Arizona solar customers are subsidizing APS; Solar group asks ACC for compensation for customer investment, end of subsidy

Screen Shot 2013-07-02 at 1.38.54 PM(News release)

The Alliance for Solar Choice (TASC) submitted a letter today to the Arizona Corporation Commission that discusses the subsidy provided to Arizona Public Service and its customers by ratepayers who invest their private capital in solar installations.

Customers with rooftop solar systems are not fairly compensated for the many benefits these systems provide to the grid, including avoided costs for conventional power generation and new power plants, reduced investments in transmission and distribution infrastructure, and avoided costs associated with meeting renewable energy requirements.

A Crossborder Energy study presented during APS’ technical conference in May shows that rooftop solar will provide over $34 million per year in uncompensated benefits to all of APS’ customers. The letter submitted by TASC calls on the Commission, which regulates APS, to address this cross subsidy currently embedded in the rate structure.

To rectify this inequity, TASC believes that a “system-benefit credit” should be allocated to each solar customer in addition to the retail rate credits that net-metering customer-generators receive.

“A capacity-based or energy-based credit fits within APS’s existing tariff framework for residential and commercial customers,” TASC said in its letter. “Regardless of which type of credit is used, the Commission and APS can integrate the credit into current rate structures without novel concepts or methodologies.”

Based on comments from just several years ago, APS would presumably support the move. This 2009 report was commissioned by APS and praises DE. An excerpt follows:

“The winning business case for solar DE in Arizona is a combination of hard, quantitative economic facts, such as the reduction of line losses, energy savings for customers, and reduced or deferred capital expenditures. But it also includes softer, qualitative benefits such as increased job opportunities for installers, a more sustainable environment, and as yet unquantifiable benefits that will likely become economic in the future, such as the value of carbon. The broader economic benefits would include improved worker productivity and a more robust solar DE manufacturing industry. To capture the benefits of a winning business case it will be important to regularly monitor and report on the progress being made, and to look for opportunities to remove barriers to the successful expansion of solar in the state. It is the removal of those barriers and the movement toward the tipping point – where solar is the norm – that will prove the programs have become mainstream and part of a new energy future. The state of Arizona has a particularly important role to play in the future of solar energy.”

Net metering is the latest target by the monopoly utility APS to curtail competition and preserve profits in its territory. APS wants the Arizona Corporation Commission to change the rules so the utility can take homeowners’ excess solar energy without providing customers full value for the power, all the while maintaining its monopoly status. It is doing so because its own annual reports warn that the future proliferation of independent rooftop solar is a serious threat to future profits.

Polls show that voters think solar power companies will save taxpayers money, are better for the environment than utilities, and they believe that any elected official who votes to end the solar program will be committing political malpractice.
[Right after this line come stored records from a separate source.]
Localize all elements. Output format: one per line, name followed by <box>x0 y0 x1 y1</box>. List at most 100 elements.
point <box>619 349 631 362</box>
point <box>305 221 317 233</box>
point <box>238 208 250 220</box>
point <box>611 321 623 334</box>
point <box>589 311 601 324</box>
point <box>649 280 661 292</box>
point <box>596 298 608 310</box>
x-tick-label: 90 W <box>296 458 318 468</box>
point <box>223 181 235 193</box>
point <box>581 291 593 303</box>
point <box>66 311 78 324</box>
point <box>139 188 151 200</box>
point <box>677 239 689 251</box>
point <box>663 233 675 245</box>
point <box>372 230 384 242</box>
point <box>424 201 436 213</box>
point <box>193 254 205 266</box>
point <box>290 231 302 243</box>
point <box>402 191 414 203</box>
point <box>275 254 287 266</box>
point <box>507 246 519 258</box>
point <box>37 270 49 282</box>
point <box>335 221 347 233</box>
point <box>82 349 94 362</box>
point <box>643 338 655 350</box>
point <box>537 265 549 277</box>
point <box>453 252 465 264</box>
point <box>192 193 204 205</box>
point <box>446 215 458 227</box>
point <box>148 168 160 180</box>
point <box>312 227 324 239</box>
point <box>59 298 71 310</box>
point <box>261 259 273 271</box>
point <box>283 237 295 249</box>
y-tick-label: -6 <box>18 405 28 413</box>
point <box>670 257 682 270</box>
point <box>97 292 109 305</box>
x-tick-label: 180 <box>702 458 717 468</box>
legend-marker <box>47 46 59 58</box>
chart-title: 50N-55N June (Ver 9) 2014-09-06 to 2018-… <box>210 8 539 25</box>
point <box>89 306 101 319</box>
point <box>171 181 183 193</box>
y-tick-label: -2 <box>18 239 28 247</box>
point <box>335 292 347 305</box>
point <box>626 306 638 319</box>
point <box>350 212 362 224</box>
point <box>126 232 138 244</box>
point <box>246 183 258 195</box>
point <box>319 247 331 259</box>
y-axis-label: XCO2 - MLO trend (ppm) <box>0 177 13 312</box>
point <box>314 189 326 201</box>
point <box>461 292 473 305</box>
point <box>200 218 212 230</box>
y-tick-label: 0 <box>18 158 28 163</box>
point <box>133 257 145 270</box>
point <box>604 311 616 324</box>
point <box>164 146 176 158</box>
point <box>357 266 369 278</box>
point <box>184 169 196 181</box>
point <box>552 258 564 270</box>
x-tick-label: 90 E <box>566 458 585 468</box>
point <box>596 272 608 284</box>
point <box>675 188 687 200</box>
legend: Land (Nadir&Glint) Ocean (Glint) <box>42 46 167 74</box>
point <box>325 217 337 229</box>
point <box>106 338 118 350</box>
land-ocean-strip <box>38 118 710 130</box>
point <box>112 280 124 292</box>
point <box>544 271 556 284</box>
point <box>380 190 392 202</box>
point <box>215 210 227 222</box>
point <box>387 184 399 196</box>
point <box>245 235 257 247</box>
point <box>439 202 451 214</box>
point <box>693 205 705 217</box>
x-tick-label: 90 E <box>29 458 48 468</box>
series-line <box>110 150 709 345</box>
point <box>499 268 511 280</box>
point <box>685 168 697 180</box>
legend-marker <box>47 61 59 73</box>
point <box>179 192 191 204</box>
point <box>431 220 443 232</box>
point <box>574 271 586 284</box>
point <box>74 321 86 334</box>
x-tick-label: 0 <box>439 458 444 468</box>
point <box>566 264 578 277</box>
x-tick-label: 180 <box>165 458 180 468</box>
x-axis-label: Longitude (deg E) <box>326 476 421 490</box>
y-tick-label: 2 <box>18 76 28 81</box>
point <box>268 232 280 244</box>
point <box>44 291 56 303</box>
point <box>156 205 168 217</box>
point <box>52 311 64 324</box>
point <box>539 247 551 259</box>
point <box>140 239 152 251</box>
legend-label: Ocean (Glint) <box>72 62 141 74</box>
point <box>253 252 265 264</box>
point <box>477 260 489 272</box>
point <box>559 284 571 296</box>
For a copy of TASC’s letter to the Arizona Corporation Commission, email Mike Scerbo at MScerbo@RoseMoserAllynPr.com

TASC advocates for maintaining successful distributed solar energy policies, such as retail net metering, throughout the United States. Retail net metering (NEM) provides fair credit to residents, businesses, churches, schools, and other public agencies when their solar systems export excess energy to the grid.  The organization was formed on the belief that anyone should have the option to switch from utility power to distributed solar power, and realize the financial benefits therein.  The rooftop solar market has been largely driven by Americans’ desire to assert control over their electric bills, a trend that should be encouraged.